A fix for that specific problem might be something like letting you specify either repositories or projects as containers. If you specify a project, it means "any repository tagged with this project". Then you'd tag all your team1-xyz with #team1 and could use that to trigger other behaviors too (e.g., Herald) -- I believe Herald already supports "Repository projects include: ...".

Of course, you could still end up with the same problem (forgetting to tag the repository with a project).

Since other installs haven't expressed an interest in this (and the UI needs some adjustments, I think) I imagine we won't get to it any time soon, although I think it's conceptually reasonable.

We could also add a special token like "Any Repository" for owning /LICENSE or something, although I think neither the original use case or your use case would benefit.

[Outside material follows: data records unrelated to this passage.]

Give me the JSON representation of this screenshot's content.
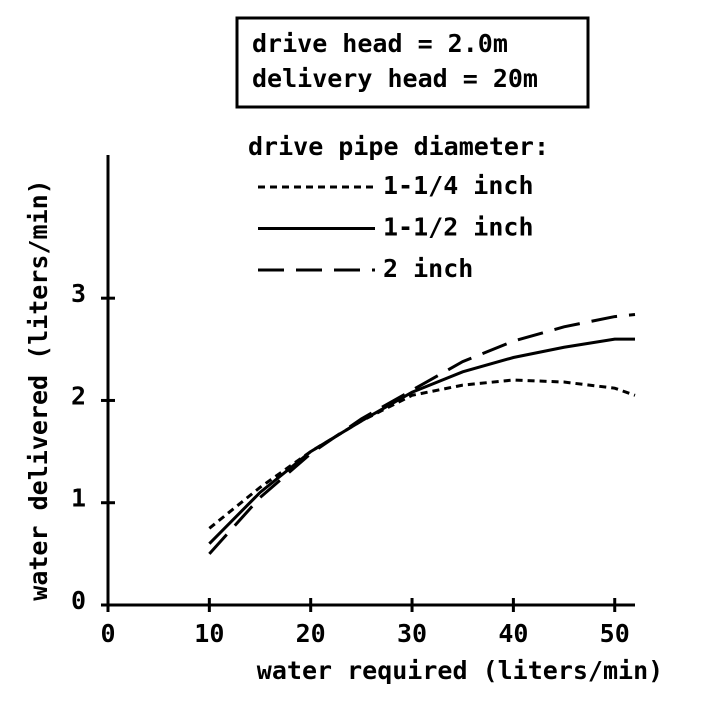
{
  "chart_data": {
    "type": "line",
    "annotations": [
      "drive head = 2.0m",
      "delivery head = 20m"
    ],
    "legend_title": "drive pipe diameter:",
    "x_label": "water required (liters/min)",
    "y_label": "water delivered (liters/min)",
    "x": [
      10,
      15,
      20,
      25,
      30,
      35,
      40,
      45,
      50,
      52
    ],
    "series": [
      {
        "name": "1-1/4 inch",
        "color": "#000000",
        "dash": "short",
        "values": [
          0.75,
          1.15,
          1.5,
          1.8,
          2.05,
          2.15,
          2.2,
          2.18,
          2.12,
          2.05
        ]
      },
      {
        "name": "1-1/2 inch",
        "color": "#000000",
        "dash": "solid",
        "values": [
          0.6,
          1.1,
          1.5,
          1.8,
          2.08,
          2.28,
          2.42,
          2.52,
          2.6,
          2.6
        ]
      },
      {
        "name": "2 inch",
        "color": "#000000",
        "dash": "long",
        "values": [
          0.5,
          1.05,
          1.48,
          1.82,
          2.1,
          2.38,
          2.58,
          2.72,
          2.82,
          2.84
        ]
      }
    ],
    "xlim": [
      0,
      52
    ],
    "ylim": [
      0,
      4.4
    ],
    "xticks": [
      0,
      10,
      20,
      30,
      40,
      50
    ],
    "yticks": [
      0,
      1,
      2,
      3
    ]
  }
}
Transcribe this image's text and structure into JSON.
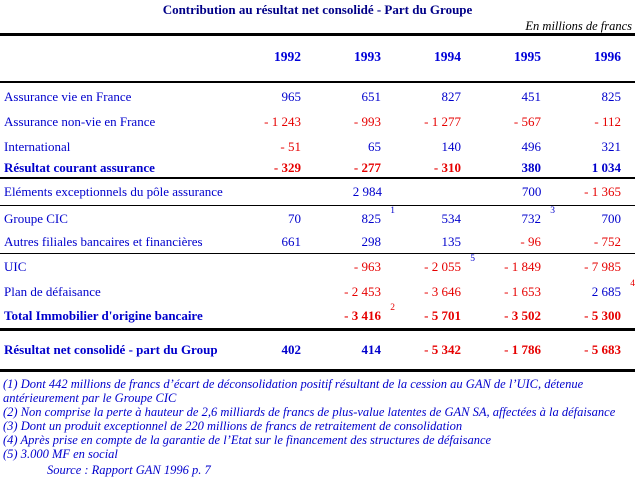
{
  "title": "Contribution au résultat net consolidé - Part du Groupe",
  "unit_label": "En millions de francs",
  "colors": {
    "title": "#000087",
    "blue": "#0000CC",
    "red": "#E60000",
    "year_blue": "#0000D9",
    "rule": "#000000"
  },
  "table": {
    "years": [
      "1992",
      "1993",
      "1994",
      "1995",
      "1996"
    ],
    "rows": [
      {
        "label": "Assurance vie en France",
        "bold": false,
        "cells": [
          {
            "v": "965",
            "c": "pos"
          },
          {
            "v": "651",
            "c": "pos"
          },
          {
            "v": "827",
            "c": "pos"
          },
          {
            "v": "451",
            "c": "pos"
          },
          {
            "v": "825",
            "c": "pos"
          }
        ]
      },
      {
        "label": "Assurance non-vie en France",
        "bold": false,
        "cells": [
          {
            "v": "- 1 243",
            "c": "neg"
          },
          {
            "v": "- 993",
            "c": "neg"
          },
          {
            "v": "- 1 277",
            "c": "neg"
          },
          {
            "v": "- 567",
            "c": "neg"
          },
          {
            "v": "- 112",
            "c": "neg"
          }
        ]
      },
      {
        "label": "International",
        "bold": false,
        "cells": [
          {
            "v": "- 51",
            "c": "neg"
          },
          {
            "v": "65",
            "c": "pos"
          },
          {
            "v": "140",
            "c": "pos"
          },
          {
            "v": "496",
            "c": "pos"
          },
          {
            "v": "321",
            "c": "pos"
          }
        ]
      },
      {
        "label": "Résultat courant assurance",
        "bold": true,
        "divider_after": "medium",
        "cells": [
          {
            "v": "- 329",
            "c": "neg"
          },
          {
            "v": "- 277",
            "c": "neg"
          },
          {
            "v": "- 310",
            "c": "neg"
          },
          {
            "v": "380",
            "c": "pos"
          },
          {
            "v": "1 034",
            "c": "pos"
          }
        ]
      },
      {
        "label": "Eléments exceptionnels du pôle assurance",
        "bold": false,
        "divider_after": "thin",
        "cells": [
          {
            "v": "",
            "c": "pos"
          },
          {
            "v": "2 984",
            "c": "pos"
          },
          {
            "v": "",
            "c": "pos"
          },
          {
            "v": "700",
            "c": "pos"
          },
          {
            "v": "- 1 365",
            "c": "neg"
          }
        ]
      },
      {
        "label": "Groupe CIC",
        "bold": false,
        "cells": [
          {
            "v": "70",
            "c": "pos"
          },
          {
            "v": "825",
            "c": "pos",
            "sup": "1",
            "supc": "pos"
          },
          {
            "v": "534",
            "c": "pos"
          },
          {
            "v": "732",
            "c": "pos",
            "sup": "3",
            "supc": "pos"
          },
          {
            "v": "700",
            "c": "pos"
          }
        ]
      },
      {
        "label": "Autres filiales bancaires et financières",
        "bold": false,
        "divider_after": "thin",
        "cells": [
          {
            "v": "661",
            "c": "pos"
          },
          {
            "v": "298",
            "c": "pos"
          },
          {
            "v": "135",
            "c": "pos"
          },
          {
            "v": "- 96",
            "c": "neg"
          },
          {
            "v": "- 752",
            "c": "neg"
          }
        ]
      },
      {
        "label": "UIC",
        "bold": false,
        "cells": [
          {
            "v": "",
            "c": "pos"
          },
          {
            "v": "- 963",
            "c": "neg"
          },
          {
            "v": "- 2 055",
            "c": "neg",
            "sup": "5",
            "supc": "pos"
          },
          {
            "v": "- 1 849",
            "c": "neg"
          },
          {
            "v": "- 7 985",
            "c": "neg"
          }
        ]
      },
      {
        "label": "Plan de défaisance",
        "bold": false,
        "cells": [
          {
            "v": "",
            "c": "pos"
          },
          {
            "v": "- 2 453",
            "c": "neg"
          },
          {
            "v": "- 3 646",
            "c": "neg"
          },
          {
            "v": "- 1 653",
            "c": "neg"
          },
          {
            "v": "2 685",
            "c": "pos",
            "sup": "4",
            "supc": "neg"
          }
        ]
      },
      {
        "label": "Total Immobilier d'origine bancaire",
        "bold": true,
        "divider_after": "thick",
        "cells": [
          {
            "v": "",
            "c": "pos"
          },
          {
            "v": "- 3 416",
            "c": "neg",
            "sup": "2",
            "supc": "neg"
          },
          {
            "v": "- 5 701",
            "c": "neg"
          },
          {
            "v": "- 3 502",
            "c": "neg"
          },
          {
            "v": "- 5 300",
            "c": "neg"
          }
        ]
      },
      {
        "label": "Résultat net consolidé - part du Group",
        "bold": true,
        "divider_after": "thick",
        "cells": [
          {
            "v": "402",
            "c": "pos"
          },
          {
            "v": "414",
            "c": "pos"
          },
          {
            "v": "- 5 342",
            "c": "neg"
          },
          {
            "v": "- 1 786",
            "c": "neg"
          },
          {
            "v": "- 5 683",
            "c": "neg"
          }
        ]
      }
    ]
  },
  "footnotes": [
    "(1) Dont 442 millions de francs d’écart de déconsolidation positif résultant de la cession au GAN de l’UIC, détenue antérieurement par le Groupe CIC",
    "(2) Non comprise la perte à hauteur de 2,6 milliards de francs de plus-value latentes de GAN SA, affectées à la défaisance",
    "(3) Dont un produit exceptionnel de 220 millions de francs de retraitement de consolidation",
    "(4) Après prise en compte de la garantie de l’Etat sur le financement des structures de défaisance",
    "(5) 3.000 MF en social"
  ],
  "source": "Source : Rapport GAN 1996 p. 7"
}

You should also be able to use the Conduit API to automatically populate rules, although that's a bit involved. But it could query repositories, do the string matching, and then write all the ownership rules into Owners and you could just cron that to run every night or whatever.

Yes, you are correct, I want to wildcard the repository names. Thanks for your alternative fixes. The low priority is not a problem.

I don't suppose there's been any interest in adding wildcards/function matchers to Owners in the last couple of years?

I currently have a bunch of herald rules that I'd love to convert to Owners packages that rely on the "Repository's Projects Include..." functionality; I would absolutely love it if Owners had the ability to wildcard repository names.

I would also specifically like "Any Repository" specifically for the "LICENSE" / "LICENSE.TXT" / "COPYING" case that you mentioned.

After D19191 it would be relatively easy to support projects and wildcard functions (like "Any Repository") but there's currently no interest in this from customers.

Yeah, that was the commit that reminded me how I wanted this. Unfortunately, it looks like the database still stores literal repositoryPHIDs, so the schema would need to change if it were to handle functions (which is why I bumped the ticket instead of taking a stab at implementing it myself first). I figured I'd add my voice to the ticket for now and continue toiling along with complex Herald rules for now.